We retrospectively reviewed all patients ≥60 years old presenting to a single academic trauma center with acute thoracolumbar VCFs after a ground-level fall from 2016 to 2020 . Rates of osteoporosis screening with dual-energy x-ray absorptiometry and initiation of pharmaceutical treatment were recorded at four time points: before the date of injury, during index hospitalization, at first primary care provider follow-up, and at final primary care provider follow-up. Rates of subsequent falls and secondary fragility fractures were recorded. One-year mortality and overall mortality were also calculated.

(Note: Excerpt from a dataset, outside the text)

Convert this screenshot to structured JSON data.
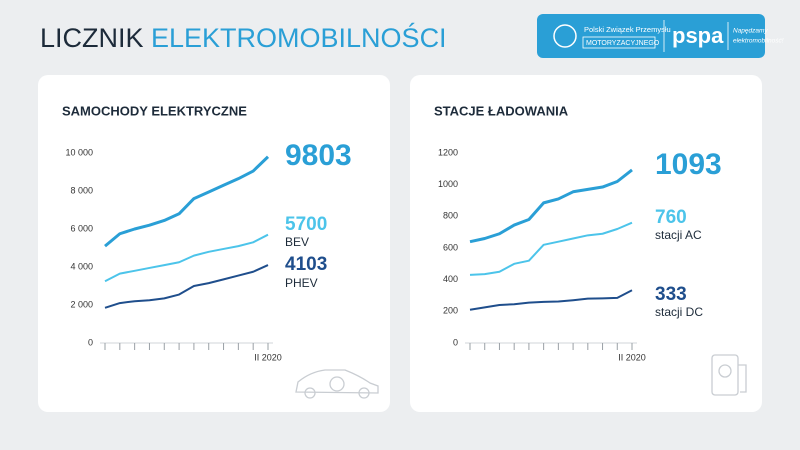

Fifty-two patients with a mean age of 83 years presenting with thoracic and/or lumbar fractures after a ground-level fall were included. At a mean final follow-up of 502 days, only 10 patients (19.2%) received pharmacologic therapy for osteoporosis and only 6 (11.5%) underwent postinjury dual-energy x-ray absorptiometry evaluation. Twenty-five patients (48%) had at least one subsequent fall at a mean of 164 days from the initial date of injury. Eleven patients with subsequent falls sustained an additional fragility fracture because of the fall, including six operative injuries. One-year mortality among the 52 patients was 26.9%, and the overall mortality rate was 44.2% at the final follow-up.
Osteoporosis remains a major public health issue that markedly affects quality of life and healthcare costs. Our study demonstrates the additional need for improved osteoporosis workup and intervention among patients who have sustained VCFs. We hope that our study helps raise awareness for improved osteoporosis evaluation and treatment among spine surgeons and all medical professionals treating patients with fragility fractures.